The top rate across the Tasman cuts in on income about $180,000. Labour has confirmed it modelled its plan to exempt the first $5000 in earnings from tax on Australia, which already has a tax-free threshold.
Labour is also promising to crack down on lucrative tax loopholes used by property investors, saying it will set up an Anti-Avoidance Tax Taskforce to close the loopholes.
Billions were estimated to have been lost by people dodging tax, Mr Goff said. He singled out the ability of investors to offset rental properties against their salary to avoid paying tax.
"The tax working group pointed out that only about half of the wealthiest individuals in New Zealand are paying the top tax rate."
The Treasury had estimated that this tax dodge alone cost the country $260 million a year.
Mr Goff's promise has echoes of Labour's election-winning pledge in 1999 to raise taxes on income over $60,000 to help pay for more spending in health and education.
But Mr Key criticised Labour's plan as irresponsible and not properly costed.
Mr Key will outline the Government's economic agenda in a speech in Auckland today.
"We need to increase our national savings so we can con-trol our destiny as a country," he said.
He said Mr Goff's plan left a shortfall of $1.1 billion.
That would push up borrowing from foreign lenders, increase interest rates and prompt a ratings downgrade.
Mr Goff had signalled Labour would look at ring-fencing losses on investment property so they could not be offset against other income tax.

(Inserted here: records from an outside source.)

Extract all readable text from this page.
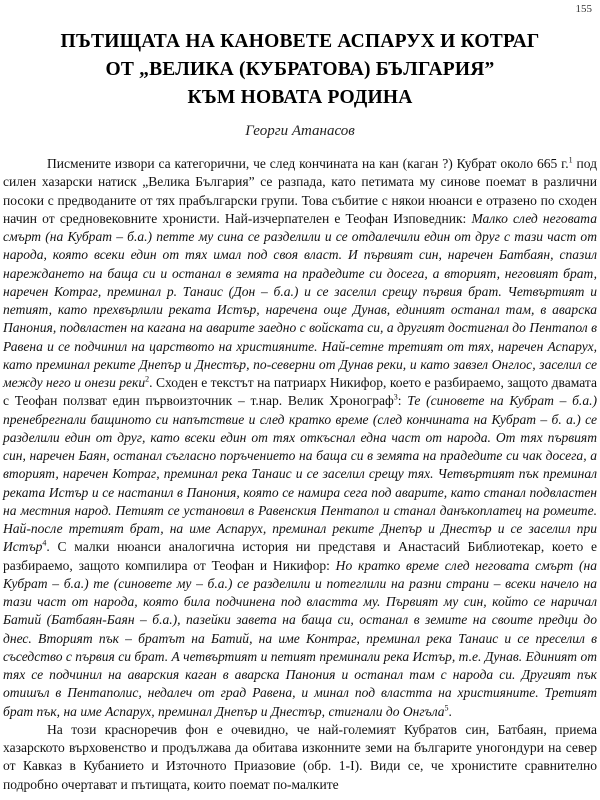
155
ПЪТИЩАТА НА КАНОВЕТЕ АСПАРУХ И КОТРАГ
ОТ „ВЕЛИКА (КУБРАТОВА) БЪЛГАРИЯ”
КЪМ НОВАТА РОДИНА
Георги Атанасов

Писмените извори са категорични, че след кончината на кан (каган ?) Кубрат около 665 г.$^1$ под силен хазарски натиск „Велика България” се разпада, като петимата му синове поемат в различни посоки с предводаните от тях прабългарски групи. Това събитие с някои нюанси е отразено по сходен начин от средновековните хронисти. Най-изчерпателен е Теофан Изповедник: Малко след неговата смърт (на Кубрат – б.а.) петте му сина се разделили и се отдалечили един от друг с тази част от народа, която всеки един от тях имал под своя власт. И първият син, наречен Батбаян, спазил нареждането на бащa си и останал в земята на прадедите си досега, а вторият, неговият брат, наречен Котраг, преминал р. Танаис (Дон – б.а.) и се заселил срещу първия брат. Четвъртият и петият, като прехвърлили реката Истър, наречена още Дунав, единият останал там, в аварска Панония, подвластен на кагана на аварите заедно с войската си, а другият достигнал до Пентапол в Равена и се подчинил на царството на християните. Най-сетне третият от тях, наречен Аспарух, като преминал реките Днепър и Днестър, по-северни от Дунав реки, и като завзел Онглос, заселил се между него и онези реки$^2$. Сходен е текстът на патриарх Никифор, което е разбираемо, защото двамата с Теофан ползват един първоизточник – т.нар. Велик Хронограф$^3$: Те (синовете на Кубрат – б.а.) пренебрегнали бащиното си напътствие и след кратко време (след кончината на Кубрат – б. а.) се разделили един от друг, като всеки един от тях откъснал една част от народа. От тях първият син, наречен Баян, останал съгласно поръчението на баща си в земята на прадедите си чак досега, а вторият, наречен Котраг, преминал река Танаис и се заселил срещу тях. Четвъртият пък преминал реката Истър и се настанил в Панония, която се намира сега под аварите, като станал подвластен на местния народ. Петият се установил в Равенския Пентапол и станал данъкоплатец на ромеите. Най-после третият брат, на име Аспарух, преминал реките Днепър и Днестър и се заселил при Истър$^4$. С малки нюанси аналогична история ни представя и Анастасий Библиотекар, което е разбираемо, защото компилира от Теофан и Никифор: Но кратко време след неговата смърт (на Кубрат – б.а.) те (синовете му – б.а.) се разделили и потеглили на разни страни – всеки начело на тази част от народа, която била подчинена под властта му. Първият му син, който се наричал Батий (Батбаян-Баян – б.а.), пазейки завета на баща си, останал в земите на своите предци до днес. Вторият пък – братът на Батий, на име Контраг, преминал река Танаис и се преселил в съседство с първия си брат. А четвъртият и петият преминали река Истър, т.е. Дунав. Единият от тях се подчинил на аварския каган в аварска Панония и останал там с народа си. Другият пък отишъл в Пентаполис, недалеч от град Равена, и минал под властта на християните. Третият брат пък, на име Аспарух, преминал Днепър и Днестър, стигнали до Онгъла$^5$.

На този красноречив фон е очевидно, че най-големият Кубратов син, Батбаян, приема хазарското върховенство и продължава да обитава изконните земи на българите уногондури на север от Кавказ в Кубанието и Източното Приазовие (обр. 1-I). Види се, че хронистите сравнително подробно очертават и пътищата, които поемат по-малките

National had considered that and rejected it. At most it would raise $260 million a year, but once sophisticated investors restructured their affairs "you might raise $130 million if you are lucky".
Mr Key said the Government was borrowing $300 million a week. If Labour borrowed the full $1.1billion that could rise to about $320million a week.
It would also delay a return to surpluses. On current forecasts the Budget would return to surplus by 2015–16.
Mr Goff said Labour would release full costings closer to the election campaign but promised there would be no extra borrowing.
National has already borrowed heavily to fund its own tax cuts, targeted for the wealthy.